Sailing is one of civilized society’s most romantic endeavors. Plying the world’s blue waters with nothing but a warm breeze and a sunset on the horizon brings cozy, enviable images to mind. And sailing alone around the world? Like scaling the highest peaks or cave diving to the deepest depths, such individual accomplishment appeals to the Western mind. In the 21st century, world records for sailing solo around the world seem a contest of time (youngest, oldest, fastest, etc.…), but toward the end of the 19th century, apparently nobody of any age had done it. Accomplishing the feat between 1895 and 1898, Joshua Slocum wrote about his experiences in the mysteriously titled Sailing Alone around the World.
Full of can-do American spirit, in 1895 Joshua Slocum looked to translate his many years of merchant marine experience into a solo sailing experience around the globe. After refurbishing a 36 foot sloop named the Spray, Slocum set out from Boston for Europe one fine summer day, and never looked back. Returning to Boston by way of Gibraltar, Buenos Aires, Tierra del Fuego, Samoa, Australia, and Cape Horn, his was a long trip, during which a lot of interesting people were met with, and, as seems natural, the occasional adventure. (The goat may be the best.)
I have read a fair amount of travel books, and I find Slocum’s narrative middle grade. This is not to say his experiences and anecdotes are not interesting. Indeed, he has some adventures on Tierra del Feugo, has a taste of paradise on Samoa, and meets with trouble on stormy waters. But the overall narrative is light and airy, skating over potential rather than digging into it. Romanticized, there is more than one wink embedded in the narrative voice, and the presentation of more than one of the scenes seems slightly larger than life—as if Slocum were attempting to balance a Robert Louis Stevenson adventure with the true version of circumstances. For example, at one point “native savages” are fended off by simple tacks on deck, and at another, the bloodiest pirate of the region is placated with just a rifle shot across the bows. Really? Men interested in robbing a single man on a boat in the middle of the ocean are deterred by a few sharp metal objects and lone gunshot? And yet Slocum would have them yelping and paddling their canoes madly away… Yes, the white man reigns supreme in his encounters with natives. This is not to say the narrative must be a grim, terse affair that dramatizes circumnavigation in order to succeed, only that Slocum skims the surface of his years on the ocean without really unearthing the gritty reality of his trip. (Traversing the Pacific, for example, takes two short chapters.)

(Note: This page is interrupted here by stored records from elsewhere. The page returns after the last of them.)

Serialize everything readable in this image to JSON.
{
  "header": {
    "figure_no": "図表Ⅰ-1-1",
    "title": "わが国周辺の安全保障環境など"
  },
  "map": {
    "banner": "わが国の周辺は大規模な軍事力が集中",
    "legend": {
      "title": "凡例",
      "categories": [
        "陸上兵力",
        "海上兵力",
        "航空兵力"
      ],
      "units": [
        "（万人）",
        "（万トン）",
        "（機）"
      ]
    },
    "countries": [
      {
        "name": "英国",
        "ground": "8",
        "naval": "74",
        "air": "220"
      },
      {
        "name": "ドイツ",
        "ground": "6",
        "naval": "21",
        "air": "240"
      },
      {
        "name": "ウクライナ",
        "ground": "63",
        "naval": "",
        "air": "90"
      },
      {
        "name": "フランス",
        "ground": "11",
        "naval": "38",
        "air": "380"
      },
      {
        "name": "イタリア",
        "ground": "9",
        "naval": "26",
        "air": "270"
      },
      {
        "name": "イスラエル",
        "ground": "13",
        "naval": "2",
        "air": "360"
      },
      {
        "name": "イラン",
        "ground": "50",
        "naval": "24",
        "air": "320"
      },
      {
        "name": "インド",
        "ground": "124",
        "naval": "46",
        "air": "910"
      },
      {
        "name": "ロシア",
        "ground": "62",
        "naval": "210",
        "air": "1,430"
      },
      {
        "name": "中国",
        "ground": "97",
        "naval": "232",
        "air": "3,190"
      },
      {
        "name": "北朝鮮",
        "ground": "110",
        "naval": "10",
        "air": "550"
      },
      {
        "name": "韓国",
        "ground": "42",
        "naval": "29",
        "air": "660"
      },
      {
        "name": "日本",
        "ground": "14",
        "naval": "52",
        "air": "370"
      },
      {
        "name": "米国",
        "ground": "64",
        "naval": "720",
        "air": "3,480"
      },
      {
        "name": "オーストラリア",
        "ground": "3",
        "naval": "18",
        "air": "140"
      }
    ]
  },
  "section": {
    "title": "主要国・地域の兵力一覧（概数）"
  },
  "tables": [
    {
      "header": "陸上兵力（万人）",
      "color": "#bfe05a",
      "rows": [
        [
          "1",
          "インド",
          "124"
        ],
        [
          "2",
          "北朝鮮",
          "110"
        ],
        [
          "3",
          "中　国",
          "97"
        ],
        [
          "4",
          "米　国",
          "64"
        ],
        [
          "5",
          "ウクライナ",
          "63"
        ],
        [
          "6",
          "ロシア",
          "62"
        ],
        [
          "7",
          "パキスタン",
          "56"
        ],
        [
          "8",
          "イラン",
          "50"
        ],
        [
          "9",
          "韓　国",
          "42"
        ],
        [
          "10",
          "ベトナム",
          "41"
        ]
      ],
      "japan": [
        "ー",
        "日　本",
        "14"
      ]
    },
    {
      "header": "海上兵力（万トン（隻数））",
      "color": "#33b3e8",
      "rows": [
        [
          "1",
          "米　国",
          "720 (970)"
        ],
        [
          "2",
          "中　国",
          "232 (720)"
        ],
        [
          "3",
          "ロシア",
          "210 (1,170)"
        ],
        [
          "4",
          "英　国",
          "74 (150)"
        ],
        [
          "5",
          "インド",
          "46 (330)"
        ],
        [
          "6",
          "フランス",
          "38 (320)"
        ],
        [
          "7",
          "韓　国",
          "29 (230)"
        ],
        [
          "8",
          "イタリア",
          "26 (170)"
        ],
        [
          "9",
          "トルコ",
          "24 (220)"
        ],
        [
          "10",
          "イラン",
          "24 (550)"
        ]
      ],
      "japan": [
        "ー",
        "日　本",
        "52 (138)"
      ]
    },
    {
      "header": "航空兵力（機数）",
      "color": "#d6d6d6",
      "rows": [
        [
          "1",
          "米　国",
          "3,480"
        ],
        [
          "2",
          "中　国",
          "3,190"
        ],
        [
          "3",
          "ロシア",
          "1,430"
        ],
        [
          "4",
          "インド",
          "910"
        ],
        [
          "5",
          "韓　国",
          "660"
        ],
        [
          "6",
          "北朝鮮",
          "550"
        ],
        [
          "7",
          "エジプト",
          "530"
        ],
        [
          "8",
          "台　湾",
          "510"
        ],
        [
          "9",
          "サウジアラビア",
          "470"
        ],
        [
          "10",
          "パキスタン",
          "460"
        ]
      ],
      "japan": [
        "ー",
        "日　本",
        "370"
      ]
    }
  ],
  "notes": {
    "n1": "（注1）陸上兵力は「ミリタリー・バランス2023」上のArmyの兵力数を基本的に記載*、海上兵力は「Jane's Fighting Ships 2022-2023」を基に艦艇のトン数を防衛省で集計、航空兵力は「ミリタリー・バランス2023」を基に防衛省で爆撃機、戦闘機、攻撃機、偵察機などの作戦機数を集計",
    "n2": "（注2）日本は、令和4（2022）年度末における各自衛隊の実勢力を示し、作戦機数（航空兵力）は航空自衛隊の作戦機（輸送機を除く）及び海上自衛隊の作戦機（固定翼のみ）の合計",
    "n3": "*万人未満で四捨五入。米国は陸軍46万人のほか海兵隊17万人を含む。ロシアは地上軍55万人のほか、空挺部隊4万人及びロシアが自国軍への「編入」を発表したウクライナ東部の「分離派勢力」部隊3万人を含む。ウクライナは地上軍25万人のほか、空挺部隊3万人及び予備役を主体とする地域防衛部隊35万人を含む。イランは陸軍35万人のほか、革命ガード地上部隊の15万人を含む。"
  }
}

In no way should Slocum’s manner of recount detract from his achievement, however. Single handedly surviving on the seas for three years and 46,000 miles, faultlessly piloting the Spray using the oldest known method (dead reckoning), is a testament to true skill. By his own account Slocum had a lot of assistance along the way in terms of supply and money, but there is simply no substitute for pure capability circling the globe with naught but a few planks of wood separating him from the inky depths and the fickle wind for movement.
In the end, I daresay Slocum’s autobiography as a whole is more interesting reading than Sailing Alone around the World. That being said, the circumnavigation seems the main achievement of Slocum’s career, something which his own account covers in perfunctory enough detail, but not in any truly meaty, engaging sense.